Decentralized economies have taken over cryptocurrencies, giving their owners a wide range of opportunities to generate high returns on their cryptocurrencies and to accumulate currencies. DeFi not only led to massive increases in governance rates and bonus tokens like YFI and LEND, but it also opened the way for new interest in cryptocurrencies.

The launch of liquidity protocols like Uniswap and Curve followed the explosion of DeFi, and even institutional clients began to show interest in generating revenue from their cryptocurrencies. Now, the subsequent explosion of crop products like Yearn.Finance and Pickle.Finance has allowed users to benefit from multi-generation protocols.

While some of the major DeFi tokens have recently undergone sharp price adjustments, activity in the sector itself is recovering after a sharp 40% drop on September 18th. Although the total value withheld decreased from $ 13.25 billion to $ 6.3 billion in just 4 days, it’s now down. Recovering about $ 9.5 billion is banned, according to DeFi Pulse data.

Harvesting is more difficult than it sounds
Yearn: Funding has become very popular among Ethereum whales, especially since the launch of yVaults, which allows users to deposit money.

These safes are, in fact, a set of automated procedures that go through several protocols to open positions in the most stable, profitable currency assets. Members also benefit from the increased number of tokens in the process, and the account works like a smart savings account, but is much smarter.

YVaults have been shown to deliver a high percentage of annual revenue (APY) to users, and some even reach four-digit percentages. However, APYs can be misleading, as they only show the expected return of a variable interest rate at a given time.

Most pruning processes only take a few weeks or even days, while the APYs shown reflect the percentages generated for the entire year.

This means that investors who are not interested in detail can be attracted to the large number of risky aquaculture complexes, but end up effectively losing money when they are ready to harvest.

How much money does a whale earn?
To delve into the misleading yield, Flipside Crypto built a calculator that measures percentage earned on yVaults Yearn.Finance. Thanks to this, the data analytics provider was able to determine the exact amount some of the biggest whales in the crypto sector could earn by betting on yVaults.

Using the yCRV vault, which Curve uses to generate interest from its holders, Flipside Crypto concluded that a whale in the yCRV vault blocked more than $ 97 million in yCRV tokens (a token backed by a basket of stable coins) and ended up earning a dollar. 800,000 in profits over three weeks. …

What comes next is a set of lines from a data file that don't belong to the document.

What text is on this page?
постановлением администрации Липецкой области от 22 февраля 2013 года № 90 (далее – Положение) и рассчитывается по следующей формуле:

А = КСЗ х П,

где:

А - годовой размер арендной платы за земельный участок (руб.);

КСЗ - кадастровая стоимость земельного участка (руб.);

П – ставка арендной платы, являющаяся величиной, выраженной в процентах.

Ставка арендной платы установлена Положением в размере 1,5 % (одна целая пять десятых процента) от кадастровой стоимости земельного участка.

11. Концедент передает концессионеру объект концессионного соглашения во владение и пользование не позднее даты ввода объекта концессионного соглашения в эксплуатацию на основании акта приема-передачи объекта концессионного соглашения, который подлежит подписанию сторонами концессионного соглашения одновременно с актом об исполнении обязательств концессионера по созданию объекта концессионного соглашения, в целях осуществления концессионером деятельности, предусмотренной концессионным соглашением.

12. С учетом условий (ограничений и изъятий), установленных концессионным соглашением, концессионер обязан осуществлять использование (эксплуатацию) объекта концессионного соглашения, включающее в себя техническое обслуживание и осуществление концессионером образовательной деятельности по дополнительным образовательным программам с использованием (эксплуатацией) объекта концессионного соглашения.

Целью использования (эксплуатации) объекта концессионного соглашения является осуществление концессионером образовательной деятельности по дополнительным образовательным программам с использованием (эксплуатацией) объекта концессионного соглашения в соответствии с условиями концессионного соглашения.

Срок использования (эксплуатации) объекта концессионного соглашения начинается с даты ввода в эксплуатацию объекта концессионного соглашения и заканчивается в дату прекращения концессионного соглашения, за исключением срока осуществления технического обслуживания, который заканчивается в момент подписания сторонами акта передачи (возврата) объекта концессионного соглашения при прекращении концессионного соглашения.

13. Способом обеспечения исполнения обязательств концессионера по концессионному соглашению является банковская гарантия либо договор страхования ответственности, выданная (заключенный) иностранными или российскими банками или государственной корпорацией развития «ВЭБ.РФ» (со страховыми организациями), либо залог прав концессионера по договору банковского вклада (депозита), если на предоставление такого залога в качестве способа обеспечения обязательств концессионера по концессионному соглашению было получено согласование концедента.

Another whale invested $ 40.6 million in the same vault and was able to earn $ 500,000 over the same time period.

Pisces III gradually invested more than $ 10.9 million and grossed about $ 177,000 over the same time period.

According to Flipside Crypto, while APY was not in the four-digit range, yCRV users received a modest yield of 2.17%, which equates to an APY of 40.46%.

While that’s an impressive number, there are many other pools that pay much higher interest rates, but it is also worth noting that investing in these vaults carries risks.

Is it worth the risk of liquidity pools?
YCRV storage is relatively safe, as it is not based on the price of yCRV, but rather on the price of the base DAI, USDC, USDT and TUSD stack coins, which can lose the stick.

However, other safes have higher prices as users may lose the investment altogether, as is the case with yETH safes, which use Ether (ETH) as collateral for metal DAI tokens. This means that if the price of Ether falls below a certain point, the user will lose the security and investment in storage.

In the future, as the DeFi sector expands, external factors such as regulatory barriers and a lack of network scalability may become a challenge to investors and protocols.

For these reasons, investors are advised to never invest more than they can lose, regardless of the depth of the pool of liquidity or size.